Ich trug Hosen. Das war die erste ungewohnte Umstellung. Ich hatte noch nie Hosen getragen. Sie saßen unangenehm eng und lagen an wie eine zweite Haut. Ich fühlte mich irgendwie nackt darin.
Dann war da noch das Achselhemd, über dem ich ein mehrlagiges Oberteil mit unzähligen Knöpfen, Schnüren und Taschen trug - und eine Kapuze samt Umhang, der umständlich hinter mir herwallte und mir das Gefühl gab, mich konstant auszubremsen.
Und dann war da noch das unangenehmste - ein dicker dunkelroter Schal, den ich über Mund und Nase tragen musste. Ich hatte das Gefühl darunter zu ersticken, weil ich nicht genug Luft einatmen konnte - aber als ich diese Bedenken gegenüber der Glaubensmutter geäußert hatte, hatte sie nur gelacht.
Dazu kam, dass ich zwar erst seit wenigen Minuten außerhalb der kühlen Mauern des Klosters aufhielt, aber dennoch jetzt schon schweißüberströmt war. Wenn es jetzt schon so schlimm war - wie schrecklich würde es dann erst werden, wenn die Sonne über den Himmel wanderte? Noch befand sich der Tag in den frühen Morgenstunden.
Leise seufzte ich. Die Reise nach Scintilla beanspruchte eine ganze Woche - ich würde mich also wohl oder übel mit den Umständen arrangieren müssen.
Und ich war ja wenigstens nicht die einzige, die litt - auch wenn die anderen die Temperaturen und die Kleidung bereits gewohnter zu sein schienen als ich, die sich zum ersten Mal draußen befand - das hielt die anderen aber nicht davon ab, sich dennoch lautstark zu beschweren.
Die Glaubensmutter schritt durch das Eingangstor des Klosters und ihr dunkelblaues Gewand wallte wie eine aufgebauschte Wolke hinter ihr her. Ich unterdrückte ein erneutes Seufzen - was hätte ich darum gegeben, mich jetzt auch in solchen luftigen Gewändern befinden zu können!
Sie ging von einer Novizin zur nächsten und unterhielt sich mit jeder leise für ein paar Minuten - sowohl ein Abschiedsgruß als auch eine formale Angelegenheit. Immerhin waren dies Mädchen, die so wie ich auf dem Weg nach Scintilla waren, um an der Ceremonia Ascendia teilzunehmen.
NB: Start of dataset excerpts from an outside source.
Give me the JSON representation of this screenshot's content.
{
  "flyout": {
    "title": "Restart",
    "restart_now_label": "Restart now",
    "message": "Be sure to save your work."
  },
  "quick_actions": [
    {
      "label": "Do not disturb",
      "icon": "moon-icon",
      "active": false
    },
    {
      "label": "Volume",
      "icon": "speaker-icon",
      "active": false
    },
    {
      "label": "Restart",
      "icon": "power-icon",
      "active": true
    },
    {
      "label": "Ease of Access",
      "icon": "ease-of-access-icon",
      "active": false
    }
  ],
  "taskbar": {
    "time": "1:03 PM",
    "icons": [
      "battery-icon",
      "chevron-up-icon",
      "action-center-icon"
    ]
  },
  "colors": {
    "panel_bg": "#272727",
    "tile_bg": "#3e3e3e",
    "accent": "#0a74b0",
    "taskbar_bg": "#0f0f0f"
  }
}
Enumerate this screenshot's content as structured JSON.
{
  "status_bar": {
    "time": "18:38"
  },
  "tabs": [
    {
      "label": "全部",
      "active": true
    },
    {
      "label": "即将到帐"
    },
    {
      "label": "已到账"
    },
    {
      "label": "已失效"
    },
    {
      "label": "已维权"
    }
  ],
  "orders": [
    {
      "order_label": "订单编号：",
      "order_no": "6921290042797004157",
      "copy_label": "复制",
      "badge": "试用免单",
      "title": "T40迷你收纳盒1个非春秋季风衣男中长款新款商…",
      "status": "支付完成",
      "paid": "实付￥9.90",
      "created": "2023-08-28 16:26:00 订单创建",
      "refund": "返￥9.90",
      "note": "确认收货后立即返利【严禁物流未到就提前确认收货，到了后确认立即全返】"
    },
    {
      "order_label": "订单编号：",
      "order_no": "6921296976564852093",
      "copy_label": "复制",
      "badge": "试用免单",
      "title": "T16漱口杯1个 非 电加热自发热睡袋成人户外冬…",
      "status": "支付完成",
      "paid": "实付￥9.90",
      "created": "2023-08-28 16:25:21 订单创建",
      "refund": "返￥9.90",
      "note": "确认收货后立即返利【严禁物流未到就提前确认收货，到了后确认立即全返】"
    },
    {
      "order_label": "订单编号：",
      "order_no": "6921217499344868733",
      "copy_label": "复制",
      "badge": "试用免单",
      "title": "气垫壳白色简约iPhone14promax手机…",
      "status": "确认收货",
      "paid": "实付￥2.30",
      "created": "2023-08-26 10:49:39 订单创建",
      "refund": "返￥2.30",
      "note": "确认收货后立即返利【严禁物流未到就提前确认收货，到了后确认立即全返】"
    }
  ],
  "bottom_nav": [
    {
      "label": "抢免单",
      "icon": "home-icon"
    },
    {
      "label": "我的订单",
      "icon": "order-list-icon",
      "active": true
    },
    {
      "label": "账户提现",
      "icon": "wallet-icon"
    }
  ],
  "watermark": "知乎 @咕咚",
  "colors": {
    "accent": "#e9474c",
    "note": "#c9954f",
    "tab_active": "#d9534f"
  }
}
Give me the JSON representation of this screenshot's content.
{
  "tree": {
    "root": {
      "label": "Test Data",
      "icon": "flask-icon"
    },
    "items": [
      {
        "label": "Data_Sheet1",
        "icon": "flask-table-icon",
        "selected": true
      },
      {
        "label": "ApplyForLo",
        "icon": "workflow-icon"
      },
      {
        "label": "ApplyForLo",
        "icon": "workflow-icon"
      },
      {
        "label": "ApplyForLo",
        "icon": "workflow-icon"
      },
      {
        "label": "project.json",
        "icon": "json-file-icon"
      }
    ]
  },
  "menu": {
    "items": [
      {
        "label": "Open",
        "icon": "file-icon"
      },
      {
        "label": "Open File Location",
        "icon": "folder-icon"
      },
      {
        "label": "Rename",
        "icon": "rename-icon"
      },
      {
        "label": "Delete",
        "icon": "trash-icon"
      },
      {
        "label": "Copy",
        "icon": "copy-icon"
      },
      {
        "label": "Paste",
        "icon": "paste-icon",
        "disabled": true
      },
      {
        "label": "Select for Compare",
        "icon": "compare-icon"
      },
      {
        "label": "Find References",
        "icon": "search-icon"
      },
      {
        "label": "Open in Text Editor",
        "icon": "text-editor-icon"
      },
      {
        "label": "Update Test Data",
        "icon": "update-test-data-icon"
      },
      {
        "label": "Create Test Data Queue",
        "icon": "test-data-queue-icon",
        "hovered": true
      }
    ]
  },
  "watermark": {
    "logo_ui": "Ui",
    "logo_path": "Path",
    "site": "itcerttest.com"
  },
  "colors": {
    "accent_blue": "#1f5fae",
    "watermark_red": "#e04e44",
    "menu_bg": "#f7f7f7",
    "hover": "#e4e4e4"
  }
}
Als die Glaubensmutter schließlich bei mir angekommen war, ergriff sie meine Hände und drückte sie zuversichtlich. "Amaelya, Kind", begann sie mit einem traurigen Lächeln und ich fürchtete kurz, sie würde mir mein Unbehagen ansehen und sich doch noch dafür entscheiden, mich nicht gehen zu lassen.
Das war für mich ein Weckruf. Genug rumgejammert - ich war auf dem Weg nach draußen, in die weite Welt! Gut, nur in die nächstgelegene Stadt - aber dennoch! Ich richtete mich auf und hob das Kinn. "Danke für alles, Mutter", lächelte ich entschieden.
Sie blinzelte und schwieg für einen Augenblick, dann atmete sie geräuschvoll aus. "Aber natürlich, Kind. Mögen die Götter über dich wachen auf deiner Reise. Du erinnerst dich noch an den Ablauf?", hakte sie nach.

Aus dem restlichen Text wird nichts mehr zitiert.